CIPR's State of the Profession is out. It's the UK PR industry's longest-running and most authoritative research study into public relations practice that delivers industry-leading data on the trends, issues and challenges impacting PR. I cover the research every year.
In 2018, the study found that the biggest challenge for the PR industry is under-representation of PR professionals at board level - this was the same in the 2017 research. To give you some of the numbers, only 1 in 10 senior respondents indicated they were a member of an executive board.
When trying to figure out why, the study found that PR pros are overwhelmingly engaged in tactical delivery, for example, 76% spend some or most time copywriting and editing.
A longer-term challenge for the PR industry seems to be finding new ways and sources to provide value, specifically when it comes to having to counter the risk of AI and new technologies.
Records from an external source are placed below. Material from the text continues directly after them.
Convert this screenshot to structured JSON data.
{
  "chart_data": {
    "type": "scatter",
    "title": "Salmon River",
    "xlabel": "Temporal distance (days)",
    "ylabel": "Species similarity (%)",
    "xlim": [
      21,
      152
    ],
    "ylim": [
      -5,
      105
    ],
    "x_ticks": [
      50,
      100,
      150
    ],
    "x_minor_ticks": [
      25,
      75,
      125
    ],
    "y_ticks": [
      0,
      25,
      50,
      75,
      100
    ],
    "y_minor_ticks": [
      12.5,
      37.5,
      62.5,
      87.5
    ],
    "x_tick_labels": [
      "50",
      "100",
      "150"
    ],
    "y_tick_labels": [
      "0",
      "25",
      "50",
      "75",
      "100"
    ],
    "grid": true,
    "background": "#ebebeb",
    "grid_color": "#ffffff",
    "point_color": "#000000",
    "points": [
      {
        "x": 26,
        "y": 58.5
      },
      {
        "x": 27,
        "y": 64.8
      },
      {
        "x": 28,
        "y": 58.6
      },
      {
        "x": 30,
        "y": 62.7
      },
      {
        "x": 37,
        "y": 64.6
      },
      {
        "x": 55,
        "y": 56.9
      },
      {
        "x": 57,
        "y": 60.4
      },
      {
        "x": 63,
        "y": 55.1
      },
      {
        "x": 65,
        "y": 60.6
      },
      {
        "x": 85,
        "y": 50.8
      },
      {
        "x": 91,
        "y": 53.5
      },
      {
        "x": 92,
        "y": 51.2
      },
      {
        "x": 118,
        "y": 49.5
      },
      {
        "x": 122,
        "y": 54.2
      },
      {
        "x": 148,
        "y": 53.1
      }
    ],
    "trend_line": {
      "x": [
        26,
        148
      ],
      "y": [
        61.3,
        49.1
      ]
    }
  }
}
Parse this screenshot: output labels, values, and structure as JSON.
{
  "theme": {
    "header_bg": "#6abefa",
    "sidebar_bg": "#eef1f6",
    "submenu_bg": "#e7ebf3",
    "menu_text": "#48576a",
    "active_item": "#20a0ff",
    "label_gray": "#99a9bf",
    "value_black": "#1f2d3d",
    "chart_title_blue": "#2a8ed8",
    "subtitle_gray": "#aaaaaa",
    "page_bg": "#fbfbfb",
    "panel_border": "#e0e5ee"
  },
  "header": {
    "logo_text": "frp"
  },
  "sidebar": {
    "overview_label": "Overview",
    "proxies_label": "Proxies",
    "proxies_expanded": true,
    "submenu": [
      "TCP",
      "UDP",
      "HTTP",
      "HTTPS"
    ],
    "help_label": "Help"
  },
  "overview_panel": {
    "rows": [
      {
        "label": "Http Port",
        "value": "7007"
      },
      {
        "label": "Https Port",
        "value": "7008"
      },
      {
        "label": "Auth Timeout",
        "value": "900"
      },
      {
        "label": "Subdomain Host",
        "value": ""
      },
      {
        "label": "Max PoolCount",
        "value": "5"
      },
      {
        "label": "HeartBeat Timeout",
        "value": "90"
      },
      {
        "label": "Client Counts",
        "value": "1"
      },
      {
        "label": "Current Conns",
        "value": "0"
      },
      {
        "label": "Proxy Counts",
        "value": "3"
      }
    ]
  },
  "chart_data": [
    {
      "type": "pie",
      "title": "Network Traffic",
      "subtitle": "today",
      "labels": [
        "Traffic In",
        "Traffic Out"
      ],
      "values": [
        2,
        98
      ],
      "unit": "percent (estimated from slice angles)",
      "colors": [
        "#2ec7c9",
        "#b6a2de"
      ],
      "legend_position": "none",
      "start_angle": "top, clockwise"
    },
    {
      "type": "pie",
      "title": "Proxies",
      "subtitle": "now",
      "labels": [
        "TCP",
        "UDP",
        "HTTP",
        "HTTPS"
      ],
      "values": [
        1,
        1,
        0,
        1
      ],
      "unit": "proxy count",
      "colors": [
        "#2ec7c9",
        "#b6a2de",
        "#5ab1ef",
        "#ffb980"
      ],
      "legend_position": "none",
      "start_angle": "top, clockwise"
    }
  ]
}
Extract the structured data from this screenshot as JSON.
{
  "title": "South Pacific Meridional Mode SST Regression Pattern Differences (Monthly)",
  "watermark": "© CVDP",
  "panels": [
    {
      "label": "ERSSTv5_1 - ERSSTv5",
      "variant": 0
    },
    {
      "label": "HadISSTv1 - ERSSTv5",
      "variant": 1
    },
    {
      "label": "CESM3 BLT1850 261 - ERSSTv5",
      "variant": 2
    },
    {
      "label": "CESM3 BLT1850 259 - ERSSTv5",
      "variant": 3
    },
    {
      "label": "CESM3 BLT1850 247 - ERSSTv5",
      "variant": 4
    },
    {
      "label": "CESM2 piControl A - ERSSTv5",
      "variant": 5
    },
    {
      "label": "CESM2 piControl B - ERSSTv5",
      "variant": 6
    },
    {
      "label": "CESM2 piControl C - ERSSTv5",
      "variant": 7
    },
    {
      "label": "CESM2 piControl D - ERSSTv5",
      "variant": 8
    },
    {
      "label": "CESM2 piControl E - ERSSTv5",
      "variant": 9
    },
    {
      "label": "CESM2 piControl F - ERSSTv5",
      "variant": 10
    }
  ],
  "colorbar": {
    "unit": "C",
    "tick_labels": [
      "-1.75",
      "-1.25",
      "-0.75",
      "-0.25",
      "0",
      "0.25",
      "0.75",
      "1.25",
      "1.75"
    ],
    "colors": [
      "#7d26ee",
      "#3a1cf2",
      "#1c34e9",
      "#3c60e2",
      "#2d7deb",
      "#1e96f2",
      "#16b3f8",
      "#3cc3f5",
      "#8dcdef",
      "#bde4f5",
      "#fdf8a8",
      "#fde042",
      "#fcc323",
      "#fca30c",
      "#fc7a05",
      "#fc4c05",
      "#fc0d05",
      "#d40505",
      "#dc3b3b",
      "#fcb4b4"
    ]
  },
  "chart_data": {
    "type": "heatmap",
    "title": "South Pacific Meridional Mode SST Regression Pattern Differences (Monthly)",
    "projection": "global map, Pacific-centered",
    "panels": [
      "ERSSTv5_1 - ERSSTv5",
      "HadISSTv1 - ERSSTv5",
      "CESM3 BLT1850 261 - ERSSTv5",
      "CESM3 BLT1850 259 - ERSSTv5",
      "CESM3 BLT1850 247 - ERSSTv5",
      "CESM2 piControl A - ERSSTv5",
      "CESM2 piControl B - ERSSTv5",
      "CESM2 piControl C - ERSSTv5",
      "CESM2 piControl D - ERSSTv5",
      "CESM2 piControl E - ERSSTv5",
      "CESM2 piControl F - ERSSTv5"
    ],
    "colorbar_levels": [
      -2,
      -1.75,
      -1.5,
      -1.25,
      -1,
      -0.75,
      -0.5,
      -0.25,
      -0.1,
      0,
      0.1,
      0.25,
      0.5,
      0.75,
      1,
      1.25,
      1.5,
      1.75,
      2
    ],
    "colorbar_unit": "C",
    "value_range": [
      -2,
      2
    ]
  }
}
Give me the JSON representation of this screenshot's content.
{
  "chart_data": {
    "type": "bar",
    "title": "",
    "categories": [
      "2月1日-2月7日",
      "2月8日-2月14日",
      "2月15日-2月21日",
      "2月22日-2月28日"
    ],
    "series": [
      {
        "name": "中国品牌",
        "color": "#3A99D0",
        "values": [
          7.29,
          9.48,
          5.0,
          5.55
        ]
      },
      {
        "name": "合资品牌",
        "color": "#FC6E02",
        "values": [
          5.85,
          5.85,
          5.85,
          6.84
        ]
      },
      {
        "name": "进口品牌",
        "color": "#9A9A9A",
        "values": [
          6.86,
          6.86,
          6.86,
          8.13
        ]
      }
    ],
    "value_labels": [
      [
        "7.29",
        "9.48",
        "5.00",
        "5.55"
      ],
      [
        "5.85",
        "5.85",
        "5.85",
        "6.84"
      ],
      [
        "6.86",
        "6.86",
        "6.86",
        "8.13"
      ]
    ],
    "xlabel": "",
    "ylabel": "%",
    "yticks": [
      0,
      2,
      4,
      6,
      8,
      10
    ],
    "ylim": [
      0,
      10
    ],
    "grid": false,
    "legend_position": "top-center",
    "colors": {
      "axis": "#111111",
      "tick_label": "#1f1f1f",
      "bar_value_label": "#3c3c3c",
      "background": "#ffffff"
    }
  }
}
This too relates back to how the most commonly undertaken activity in PR is copywriting and editing, the second most common is delivering PR campaigns and the third most common is media relations. Elements of these activities, as well as social media relations, are at risk of automation.
What this all tells us is that if PR people want a seat at the table, they need to break away from tactical communications and assert wider influence over the organisation they work in.
Most importantly, PR people need to build their business acumen to break through beyond PR. This is something I've realised a while ago and was one of the key reasons I developed the concept and thinking around Inbound PR.